Inaccurate MAR Documentation for Medications After Resident Transfer
Penalty
Summary
The deficiency involves the facility’s failure to maintain an accurate medical record regarding medication administration for a resident with severe cognitive impairment and multiple diagnoses, including acute respiratory failure with hypoxia, hypertension, and bipolar disorder. The resident was admitted in late September and discharged in early March. On the day of discharge, nursing documentation shows that the resident was transferred to a local hospital in the mid-afternoon due to behavioral symptoms, with a discharge note at 3:33 PM and a nursing progress note at 3:38 PM confirming that EMTs responded to a 911 call, the resident’s guardian consented to transfer, and the physician and DON were notified. The resident was transported to the hospital via stretcher and was no longer in the facility after that time. Despite the resident’s transfer out of the building that afternoon, the March Medication Administration Record (MAR) documented that bedtime doses of magnesium oxide 400 mg BID for hypomagnesemia, metoprolol tartrate 100 mg BID for tachycardia, and Seroquel 25 mg BID for bipolar disorder were administered by an LPN at bedtime that same day.
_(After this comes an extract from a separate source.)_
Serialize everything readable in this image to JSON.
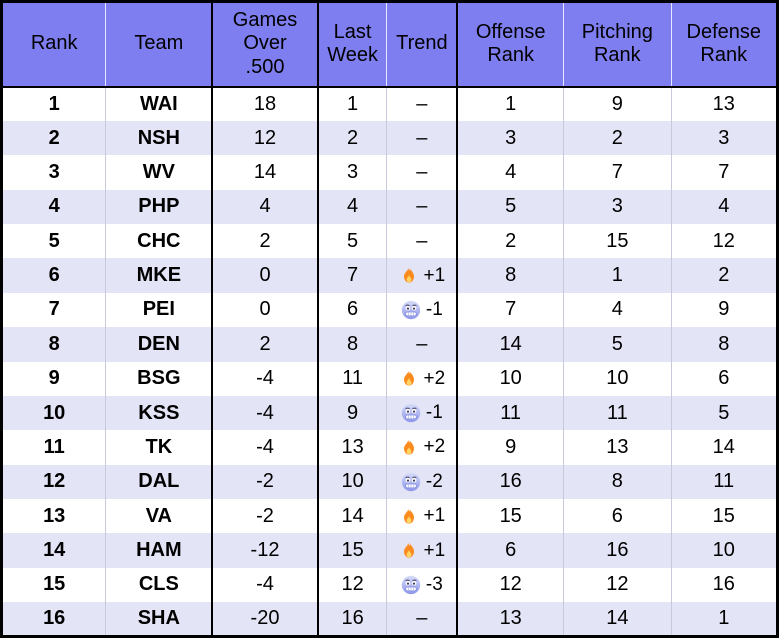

The LPN assigned to the second shift stated that bedtime medications were to be given at 9 PM, with a one-hour window before or after, but could not recall whether the resident was in the building around that time. The DON confirmed that the facility’s bedtime medication administration window was between 7 PM and 10 PM and, upon reviewing the MAR and progress notes, questioned how the medications could have been administered when the resident had already been transferred to the hospital, indicating that someone documented administration of medications after the resident had been discharged from the facility.